The event is free and open to everyone, including postgraduates and members of the public. Register here on the Institute of English Studies website or simply show up.
Katharina Boehm is Professor of English Literature at the University of Passau and currently a Visiting Research Fellow at the Faculty of English of the University of Cambridge. Her monograph, Tangible Pasts: The Novel, Material Culture, and the Making of Historical Knowledge, 1700-1830, is forthcoming with Oxford University Press next year. Her work on the history of the novel, material culture, and the historical imagination has appeared in Modern Philology, Studies in the Novel, SEL, Word & Image, Victorian Review, Textual Practice, and other journals. She is the author of Charles Dickens and the Sciences of Childhood: Popular Medicine, Child Health and Victorian Culture, editor of Bodies and Things in Nineteenth-Century Literature and Culture and co-editor, with Noah Heringman and Crystal B. Lake, of a digital edition of Vetusta Monumenta.

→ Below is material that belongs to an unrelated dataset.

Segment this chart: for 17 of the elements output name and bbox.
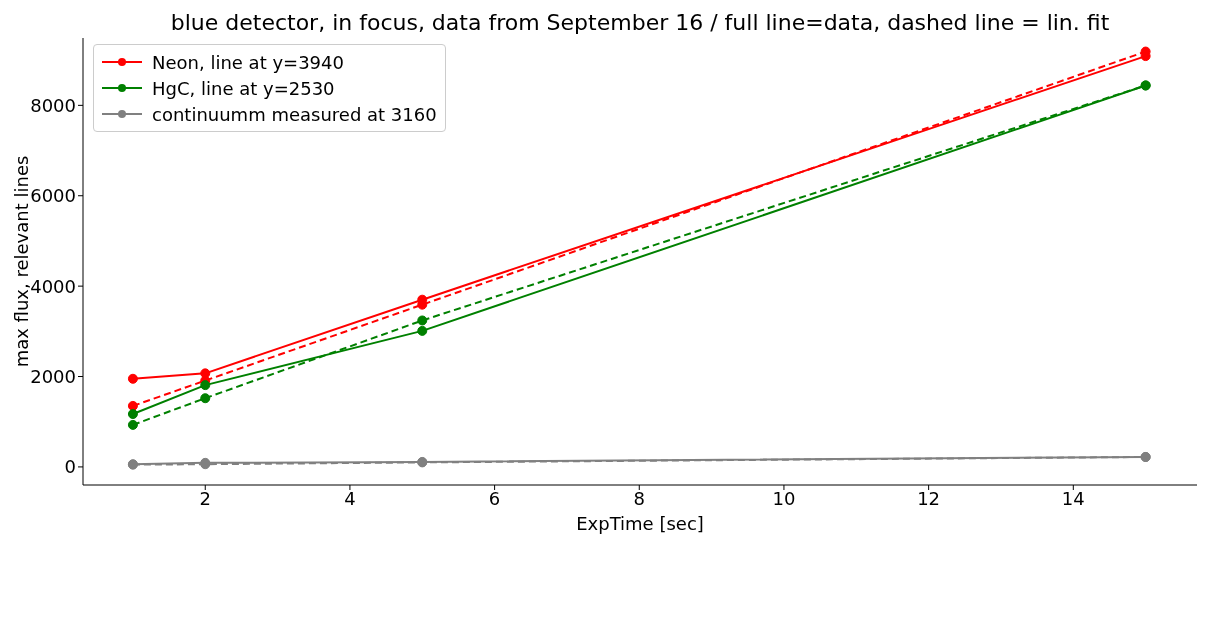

Regarding the topic of her paper, Katharina writes:
“Influential accounts of the historical novel have tended to emphasize the formal means by which novelists were able to transcend the positivistic genres they ransacked for period detail. By contrast, my talk turns to a diverse group of writers – ranging from Laurence Sterne and Sarah Scott at the mid eighteenth-century to Ann Radcliffe, Joseph Strutt, and Walter Scott at the turn of the nineteenth century – who did not seek to exorcise, but rather took inspiration from, the disordered, additive, conjectural, and centrifugal impulses of antiquarian subject matter. These writers eschewed the representational and formal totality that corresponded to understandings of the book as self-enclosed and complete. Instead, they organized their thinking about the novel and its medium, the printed codex, around a different set of concerns: they explored the interactivity, incompleteness, mutability, and permeable boundaries of their textual worlds as well as of the material medium of the book. In doing so, they were inspired by the ways in which eighteenth-century antiquaries understood and used the printed codex: namely as an interactive medium that does not fix the meaning of the past but instead facilitates historical inquiry as a participatory, open-ended and ongoing process. Novelists found in these antiquarian media experiments not so much a way of conjuring reality effects, but a new way to understand their genre’s ability to entertain plural pasts that were still in the making.”